To understand the effect of surface functionalization on the adsorption performance of MNPs toward PFOA, three types of surface-modified Fe3O4 MNPs—PEG-MNPs, βCD-MNPs, and DA-MNPs—were evaluated for their removal efficiency. In Figure 5, each experiment was conducted by adding 4 mg of freshly prepared MNPs to 4 mL of a 10 µg/mL PFOA aqueous solution. After a 1 h incubation at room temperature with gentle stirring (400 rpm), the mixture underwent adsorption and magnetic separation steps three times. The same procedure was sequentially repeated for three fresh MNP aliquots to simulate cumulative adsorption using a total of 12 mg of MNPs per formulation. The residual concentration of PFOA in the supernatant was determined using a validated methylene blue (MB) colorimetric assay [44]. In this method, PFOA at increasing concentrations (0–10 µg/mL) forms a stable ion pair with the cationic dye methylene blue (MB), which is extractable into chloroform and exhibits increasing absorbance at ~650 nm as measured by UV–Vis spectrophotometry, indicating successful complexation with MB, as shown in Figure 5a. Next, a calibration curve was established in the range of 0–10 µg/mL, yielding a linear response (R2 > 0.998), which ensured accurate quantification of PFAS removal within the tested concentration range (Figure 5b).
Among the tested nanomaterials, PEG-MNPs achieved the highest removal efficiency, exceeding 90% under the given conditions. DA-MNPs exhibited slightly lower performance, reaching approximately 84%, while βCD-MNPs showed the weakest efficiency at around 73%. Based on these values, the estimated adsorption capacities were 3.1 µg/mg for PEG-MNPs, 2.8 µg/mg for DA-MNPs, and 2.4 µg/mg for βCD-MNPs. This satisfactory performance of PEG-MNPs is attributed to the amphiphilic nature of polyethylene glycol, which promotes strong van der Waals and dipole–dipole interactions with both the hydrophobic perfluorinated tail and the polar carboxyl head group of PFOA. DA-MNPs also demonstrated high removal capacity, achieving approximately 85% uptake. The presence of catechol and amine groups on the dopamine-functionalized surface is believed to enhance adsorption through hydrogen bonding, electrostatic interaction, and surface complexation with the carboxylate group of PFOA. In contrast, βCD-MNPs exhibited significantly lower adsorption performance, with only ~70% removal efficiency and more than 25% of PFOA remaining in solution. Despite the known inclusion capabilities of β-cyclodextrin for various hydrophobic organic molecules, the rigid structure and relatively large molecular size of PFOA likely limit its encapsulation within the βCD cavity. Additionally, the absence of strong ionic or hydrogen bonding sites on the βCD surface may further hinder its interaction with PFAS species. Collectively, these results underscore the crucial role of surface chemistry and functional group accessibility in PFAS capture.
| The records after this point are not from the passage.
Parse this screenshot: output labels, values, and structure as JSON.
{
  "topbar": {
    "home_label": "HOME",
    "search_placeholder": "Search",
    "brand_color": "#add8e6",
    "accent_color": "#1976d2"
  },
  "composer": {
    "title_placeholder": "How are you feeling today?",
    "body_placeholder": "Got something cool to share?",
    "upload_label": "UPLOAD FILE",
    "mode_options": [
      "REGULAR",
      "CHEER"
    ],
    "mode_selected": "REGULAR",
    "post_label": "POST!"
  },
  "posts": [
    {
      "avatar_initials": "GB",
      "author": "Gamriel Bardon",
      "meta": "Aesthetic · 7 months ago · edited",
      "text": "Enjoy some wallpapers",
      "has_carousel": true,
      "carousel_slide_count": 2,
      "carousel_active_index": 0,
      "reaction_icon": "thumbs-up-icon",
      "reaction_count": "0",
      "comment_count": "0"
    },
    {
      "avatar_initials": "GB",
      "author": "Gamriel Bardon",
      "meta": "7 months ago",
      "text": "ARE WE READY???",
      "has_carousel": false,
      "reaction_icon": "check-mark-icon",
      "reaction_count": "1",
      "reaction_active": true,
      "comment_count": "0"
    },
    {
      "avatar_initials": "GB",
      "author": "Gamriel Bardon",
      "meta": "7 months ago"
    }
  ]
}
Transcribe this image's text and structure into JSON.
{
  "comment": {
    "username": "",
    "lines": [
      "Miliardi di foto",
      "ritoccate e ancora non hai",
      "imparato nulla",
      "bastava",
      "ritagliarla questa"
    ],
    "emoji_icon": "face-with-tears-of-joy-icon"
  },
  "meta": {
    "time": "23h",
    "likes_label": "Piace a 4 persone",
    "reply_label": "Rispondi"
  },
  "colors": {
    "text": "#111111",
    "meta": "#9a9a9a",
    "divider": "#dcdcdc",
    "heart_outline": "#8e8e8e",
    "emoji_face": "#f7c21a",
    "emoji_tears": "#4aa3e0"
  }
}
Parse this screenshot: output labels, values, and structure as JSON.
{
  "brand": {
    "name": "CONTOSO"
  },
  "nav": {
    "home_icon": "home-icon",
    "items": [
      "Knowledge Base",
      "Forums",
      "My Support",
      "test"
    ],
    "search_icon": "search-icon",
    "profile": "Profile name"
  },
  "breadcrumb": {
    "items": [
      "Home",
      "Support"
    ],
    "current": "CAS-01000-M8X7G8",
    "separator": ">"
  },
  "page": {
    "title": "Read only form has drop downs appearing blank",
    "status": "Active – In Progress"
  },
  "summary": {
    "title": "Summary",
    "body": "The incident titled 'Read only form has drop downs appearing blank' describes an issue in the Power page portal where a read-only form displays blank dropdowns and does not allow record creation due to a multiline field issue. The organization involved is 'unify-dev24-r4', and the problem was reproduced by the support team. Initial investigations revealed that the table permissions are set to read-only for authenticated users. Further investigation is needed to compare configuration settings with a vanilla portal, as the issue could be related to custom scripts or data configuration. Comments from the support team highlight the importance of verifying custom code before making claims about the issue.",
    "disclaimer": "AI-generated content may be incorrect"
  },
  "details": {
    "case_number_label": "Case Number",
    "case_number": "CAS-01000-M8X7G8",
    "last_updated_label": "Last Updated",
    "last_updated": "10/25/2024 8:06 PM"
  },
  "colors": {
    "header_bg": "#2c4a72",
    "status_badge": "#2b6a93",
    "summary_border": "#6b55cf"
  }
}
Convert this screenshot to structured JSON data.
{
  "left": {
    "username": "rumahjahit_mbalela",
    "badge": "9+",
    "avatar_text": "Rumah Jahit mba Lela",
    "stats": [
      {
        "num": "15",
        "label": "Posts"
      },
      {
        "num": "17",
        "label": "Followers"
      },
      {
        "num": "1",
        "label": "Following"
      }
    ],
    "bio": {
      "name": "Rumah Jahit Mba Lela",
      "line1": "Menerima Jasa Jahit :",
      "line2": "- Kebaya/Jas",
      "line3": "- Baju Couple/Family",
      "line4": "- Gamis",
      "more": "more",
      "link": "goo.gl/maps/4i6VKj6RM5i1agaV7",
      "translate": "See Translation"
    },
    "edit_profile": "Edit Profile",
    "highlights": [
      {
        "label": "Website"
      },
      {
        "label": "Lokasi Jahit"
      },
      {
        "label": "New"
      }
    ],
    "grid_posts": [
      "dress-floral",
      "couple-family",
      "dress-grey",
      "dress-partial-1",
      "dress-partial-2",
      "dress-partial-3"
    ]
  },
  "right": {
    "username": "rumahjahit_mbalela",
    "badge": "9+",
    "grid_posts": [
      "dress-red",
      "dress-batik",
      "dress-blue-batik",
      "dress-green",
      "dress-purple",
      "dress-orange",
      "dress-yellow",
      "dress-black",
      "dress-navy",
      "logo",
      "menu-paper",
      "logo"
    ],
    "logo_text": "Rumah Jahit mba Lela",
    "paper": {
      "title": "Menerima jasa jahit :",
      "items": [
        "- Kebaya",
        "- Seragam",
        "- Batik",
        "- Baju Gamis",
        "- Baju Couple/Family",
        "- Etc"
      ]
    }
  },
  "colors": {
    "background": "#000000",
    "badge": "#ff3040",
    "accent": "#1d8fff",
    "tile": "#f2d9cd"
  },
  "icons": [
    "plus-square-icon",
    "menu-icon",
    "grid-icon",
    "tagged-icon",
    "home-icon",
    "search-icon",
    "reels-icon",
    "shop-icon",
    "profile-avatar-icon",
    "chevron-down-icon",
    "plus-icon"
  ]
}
These differences in removal efficiency can be attributed to the distinct surface chemistries and molecular interaction mechanisms of the ligands. While PEG-MNPs provide highly efficient removal through amphiphilic interaction, and DA-MNPs offer multi-modal binding mechanisms, βCD-MNPs appear less suited for direct PFOA sequestration. The findings suggest that rational design of surface functionalities is essential to optimize MNP-based adsorbents for effective and selective PFAS remediation.
To assess the applicability and environmental compatibility of our assay platform, we collected two real-world water samples and evaluated PFOA removal performance under non-ideal conditions. Tap water was sampled from the laboratory at California State University, Fresno, and surface water was collected from a natural lake. These two matrices were selected to represent typical treated municipal water and surface freshwater, which contain organic matter and ions. Each sample was spiked with 10 µg/mL PFOA, and separate calibration curves were constructed using the same water matrices to account for potential matrix effects on the methylene blue–PFOA complexation assay.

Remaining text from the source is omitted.